Dec 23, 2013
Anchorman 2: The Legend Continues
Stay classy, mischief and mayhem! This long awaited sequel to the classic Anchorman is what we've come to expect from Will Ferrell, Adam McKay and producer Judd Apatow, a free-spirited romp through absurd humor, spiked social commentary and generous, madcap hilarity. What I love about Will Ferrell's comedies is that they are not mean spirited, and they are not dumb. There may be some risque material, but it never descends into vulgarity, and there is a hilarious ribbing of the casually racist mindset. They are mean towards whoever deserves it (racists, fast food joints, news channels, millionaires), but they have a wonderful spirit of bonhomie, quite the opposite from the painfully unfunny The Hangover series. Ferrell and McKay celebrate and send up American foolishness, but they aren't mean.
Ron Burgundy is a pompous idiot, yet he is adorable because in all his fakeness, he is genuine.

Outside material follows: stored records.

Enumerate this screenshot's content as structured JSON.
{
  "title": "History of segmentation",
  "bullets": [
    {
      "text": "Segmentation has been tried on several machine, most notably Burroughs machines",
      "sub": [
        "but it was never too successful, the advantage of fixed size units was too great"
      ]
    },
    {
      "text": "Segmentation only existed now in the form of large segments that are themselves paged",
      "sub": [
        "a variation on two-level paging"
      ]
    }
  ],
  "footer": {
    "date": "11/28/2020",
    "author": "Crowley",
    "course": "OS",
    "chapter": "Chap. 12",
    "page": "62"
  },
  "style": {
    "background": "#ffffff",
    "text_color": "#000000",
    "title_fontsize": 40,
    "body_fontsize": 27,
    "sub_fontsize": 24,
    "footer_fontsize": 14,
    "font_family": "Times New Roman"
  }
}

He is ignorant and close minded, petty, jealous and a fool, but he means well. Quite inadvertently, he invents the 24-hour news cycle of watching car chases in real time while adding wild and clueless speculation to the proceedings. He is the involuntary genius behind mass media idiocy.
In his curmudgeonly review, A. O. Scott claims that only the French take these kinds of movies seriously. Well, the French are correct. These are the only big commercial movies in America that skewer what seriously needs making fun of. This time, it's the demented descent of American news into the gutter. Yet beyond making fun of certain quintessentially American inventions like Nascar, CNN, or political correctness, the Ferrell oeuvre usually and quite correctly presents America at its bombastic wackiest, and, as in all worthy comedy, what it makes fun of is important. These guys are great at mixing social satire with crazy, wacky fun. More power to them.
Anchorman 2 seems game to try everything, whether it lands or not. I love this spirit of playfulness. This time, the filmmakers seem to have gone for the surreal. There is a very funny visual gag of a Winnebago camper rolling in slow motion with the whole Burgundy team inside. And a nonsensical but moving business about bottle feeding a great white shark.
The old cast is back and are wonderful sports, but the one who kills is Steve Carell (in a welcome reprieve from his serious acting gigs) as weatherman Brick Tamland. His obtuseness is something out of Samuel Beckett's worst nightmares. Now he has a love interest, Chani, a like-minded soul (who looks just like Miranda July) played by the fabulous Kristen Wiig. Their shtick together is just bizarre.
I for one really hope that Anchorman 2 trounces The Hobbit: The Desolation of Smaug at the box office. I could care less about Middle Earth and its gazillion dollar special effects. I'd rather revel in the riotous costumes and feathery hairdos of Anchorman 2. If there is justice in the world, Susan Matheson, the costume designer for this film, should be nominated for an Academy Award. The clothes here are the absolute worst of late seventies couture; hence, they are magnificent.
This movie has even more of a sketch comedy quality than some of Ferrell and McKay's masterworks like Talladega Nights and Stepbrothers, but there are some very inspired set pieces. My favorite, which made me cry with laughter, has to do with Ron Burgundy going blind. Then, if I am not mistaken, this movie actually ends in tragedy. It's almost experimental, and it is lots of fun.